We have a very simple Email class for getting our email information from the front-end.  On a side note, there’s not an ounce of validation here.  Validating email addresses is surprisingly complicated and there’s quite a bit of debate on the topic.  I decided to leave it out of this post entirely because it’s potentially quite distracting.

public class Email {
   private String toAddress = "";
   private String fromAddress = "";
   private String subject = "";
   private String message = "";

   // Standard getters/setters and toString
}

The controller is equally straightforward.

@Controller
public class EmailController {
   @Autowired
   private EmailService emailService;

   @GetMapping("/compose")
   public String composeEmail(@ModelAttribute Email email) {
      return "compose";
   }
   
   @PostMapping("/send")
   public String saveWidget(@Valid Email email, Model model) {
      boolean result = emailService.sendEmail(email);
      model.addAttribute("email", email);
      return "sent";
   }
}

The work of sending our email is done in an EmailService class and just sends the email off.

@Service
public class EmailService {
   @Autowired
   private JavaMailSender mailSender;
   
    public boolean sendEmail(Email email) {
       SimpleMailMessage message = new SimpleMailMessage();
       message.setFrom(email.getFromAddress());
       message.setTo(email.getToAddress());
       message.setSubject(email.getSubject());
       
       message.setText(email.getMessage());
       try {
          mailSender.send(message);
          return true;
       } catch (MailException e) {
          e.printStackTrace();
          return false;
       }
    }
}

We also have Thymeleaf templates for entering the email information and for displaying the sent message afterward.

Running DevNull SMTP

When you download DevNull SMTP and extract it to a directory, you get a jar file and a bat file.  If you’re on Windows like I am, just run the bat file.  I guess if you’re on Mac or *nix you’ve got to fire that jar up yourself.

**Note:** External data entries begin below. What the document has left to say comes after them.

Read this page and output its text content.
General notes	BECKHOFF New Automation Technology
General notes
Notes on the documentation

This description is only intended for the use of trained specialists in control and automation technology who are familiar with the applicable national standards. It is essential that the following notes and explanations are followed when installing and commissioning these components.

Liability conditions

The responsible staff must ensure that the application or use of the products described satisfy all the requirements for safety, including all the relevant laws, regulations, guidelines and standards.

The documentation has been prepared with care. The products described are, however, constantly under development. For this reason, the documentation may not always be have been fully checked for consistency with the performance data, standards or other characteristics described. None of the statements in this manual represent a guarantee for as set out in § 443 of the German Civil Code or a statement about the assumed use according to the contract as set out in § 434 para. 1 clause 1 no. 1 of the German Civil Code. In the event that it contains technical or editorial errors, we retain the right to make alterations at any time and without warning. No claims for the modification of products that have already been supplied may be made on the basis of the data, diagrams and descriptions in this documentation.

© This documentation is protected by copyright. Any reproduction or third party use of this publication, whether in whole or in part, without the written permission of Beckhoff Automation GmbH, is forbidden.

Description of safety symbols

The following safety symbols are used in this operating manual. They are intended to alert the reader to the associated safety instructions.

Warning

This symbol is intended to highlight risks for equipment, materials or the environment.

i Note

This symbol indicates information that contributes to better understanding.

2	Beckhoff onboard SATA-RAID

The application will open, but the SMTP server is not started.  You can change the port here and give it a location to save the email messages.  You can also set it up to only accept emails from specific domains.

DevNullSMTP_NotStarted

Just click Start Server when you’re ready to run.

Configuring Spring Mail

Now that we’ve got DevNull SMTP running, let’s head back to the application and configure Spring Mail in our application.properties.  It’s extremely simple.  We just point it at localhost and set the listening port we chose and that’s it.  We don’t need to configure anything else.

spring.mail.host=localhost
spring.mail.port=25

Sending Email

At this point, we can start our application, point our browser to http://localhost:8080/compose and send an email.

If we go over to DevNull SMTP, we can see our message show up in the SMTP Log.

DevNullSMTP_SMTPLog

The Last Message tab will show us the subject and message of the email.

DevNullSMTP_LastMessage

Saving the incoming messages is useful if you need to check out the formatting.  The emails are saved in a .eml file so you can open them in an email client.  One gotcha is that the directory you specify in Save incoming messages to must already exist.

Conclusion

In this post, we looked at an easy way to avoid the embarrassment of accidentally sending test emails to bewildered recipients in our organization.  We achieved this by using DevNull SMTP, but there are a variety of other options including cloud-based services.

The full example code is available over on GitHub.